After the National Party gained power in South Africa in 1948, its all-white government immediately began enforcing policies of racial segregation under the system called apartheid. Under apartheid, native South Africans would be forced to live in separate areas from whites and use separate public facilities, limiting contact between the two groups. The Khoisans of South Africa are a distinct aboriginal people who survived colonialism, apartheid, and assimilation of their identity. The evidence is found in the political, cultural and socioeconomic challenges they continue to live in in South Africa. It was only after 1994, the official ending of apartheid, that the Khoisan people were no longer classified as “coloured.” This may seem as a step in the right direction, but they are still not constitutionally recognized, their land rights are not respected, and their indigenous languages are to the point of near extinction. The discrimination of apartheid has left long-lasting impacts that can be seen in the disappearance of Khoisan culture. Despite their earliest presence on the land, they are one of the country’s most persecuted people mainly due to the disruption of grazing patterns, the exploitation of natural resources, and the spread of imported disease. The Khoisan people, traditionally hunter-gatherers, are being pushed off the land they use to hunt and consider sacred due to new laws and lack of representation. South Africa has 11 official languages, none native to the land. Unlike other native groups, Khoisans are not recognized as their country’s first inhabitants, and their identity is almost invisible. Each year their centuries-old land claims get harder to verify, and new generations grow increasingly more indifferent toward their cause.

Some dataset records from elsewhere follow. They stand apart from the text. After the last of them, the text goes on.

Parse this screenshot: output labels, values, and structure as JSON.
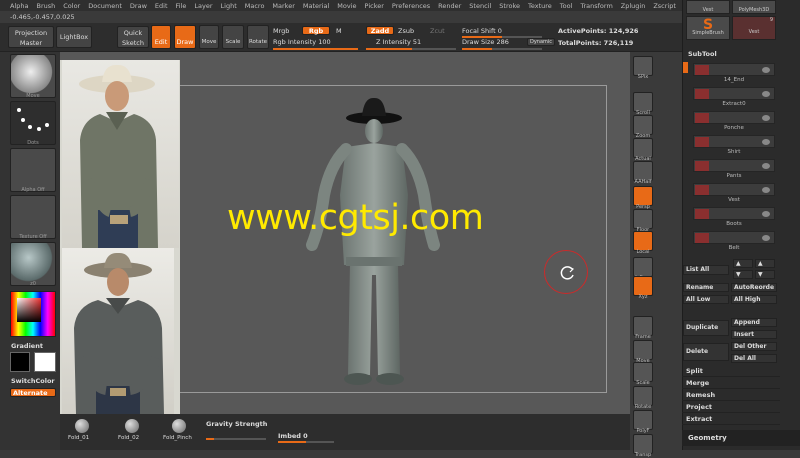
{
  "menu": [
    "Alpha",
    "Brush",
    "Color",
    "Document",
    "Draw",
    "Edit",
    "File",
    "Layer",
    "Light",
    "Macro",
    "Marker",
    "Material",
    "Movie",
    "Picker",
    "Preferences",
    "Render",
    "Stencil",
    "Stroke",
    "Texture",
    "Tool",
    "Transform",
    "Zplugin",
    "Zscript"
  ],
  "coords": "-0.465,-0.457,0.025",
  "toolbar": {
    "projection_master": "Projection Master",
    "lightbox": "LightBox",
    "quick_sketch": "Quick Sketch",
    "edit": "Edit",
    "draw": "Draw",
    "move": "Move",
    "scale": "Scale",
    "rotate": "Rotate",
    "mrgb": "Mrgb",
    "rgb": "Rgb",
    "m": "M",
    "rgb_intensity": "Rgb Intensity 100",
    "zadd": "Zadd",
    "zsub": "Zsub",
    "zcut": "Zcut",
    "z_intensity": "Z Intensity 51",
    "focal_shift": "Focal Shift 0",
    "draw_size": "Draw Size 286",
    "dynamic": "Dynamic",
    "active_points": "ActivePoints: 124,926",
    "total_points": "TotalPoints: 726,119"
  },
  "left": {
    "move": "Move",
    "dots": "Dots",
    "alpha_off": "Alpha Off",
    "texture_off": "Texture Off",
    "material": "z0",
    "gradient": "Gradient",
    "switch_color": "SwitchColor",
    "alternate": "Alternate"
  },
  "watermark": "www.cgtsj.com",
  "right_rail": [
    "SPix",
    "Scroll",
    "Zoom",
    "Actual",
    "AAHalf",
    "Persp",
    "Floor",
    "Local",
    "L.Sym",
    "Xyz",
    "Frame",
    "Move",
    "Scale",
    "Rotate",
    "PolyF",
    "Transp"
  ],
  "subtool": {
    "tiles_top": [
      "Vest",
      "PolyMesh3D"
    ],
    "tiles_bottom": [
      "SimpleBrush",
      "Vest"
    ],
    "tile_number": "9",
    "title": "SubTool",
    "items": [
      "14_End",
      "Extract0",
      "Ponche",
      "Shirt",
      "Pants",
      "Vest",
      "Boots",
      "Belt"
    ],
    "list_all": "List All",
    "rename": "Rename",
    "auto_reorder": "AutoReorde",
    "all_low": "All Low",
    "all_high": "All High",
    "duplicate": "Duplicate",
    "append": "Append",
    "insert": "Insert",
    "delete": "Delete",
    "del_other": "Del Other",
    "del_all": "Del All",
    "split": "Split",
    "merge": "Merge",
    "remesh": "Remesh",
    "project": "Project",
    "extract": "Extract",
    "geometry": "Geometry"
  },
  "bottom": {
    "fold1": "Fold_01",
    "fold2": "Fold_02",
    "fold_pinch": "Fold_Pinch",
    "gravity": "Gravity Strength",
    "imbed": "Imbed 0"
  },
  "colors": {
    "accent": "#e86a17",
    "watermark": "#ffea00"
  }
}
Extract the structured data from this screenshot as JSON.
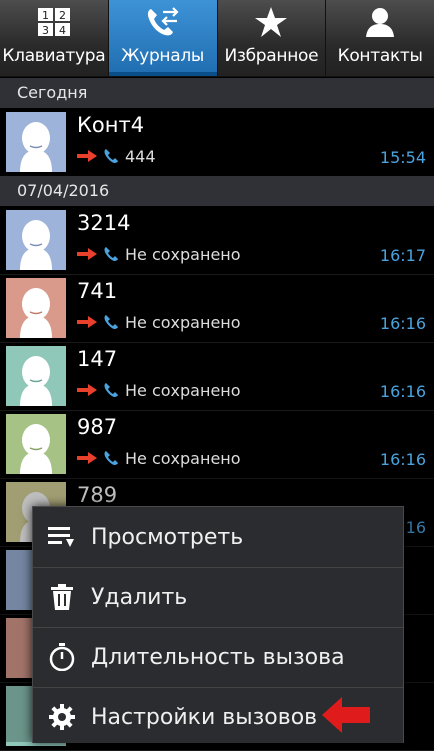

The discriminatory actions taken by European settlers centuries ago still have lasting effects on indigenous populations all over the world. Each indigenous population has a rich and diverse history that are both currently being overshadowed by high rates of violent crimes and poor living conditions. Today, native populations like American Indians, Aboriginal Australians, and Khoisans of South Africa still struggle with injustice, assimilation, and suppression brought on by colonization. Steps towards reform have been taken but have not been drastic enough to reverse the deterioration of native rights.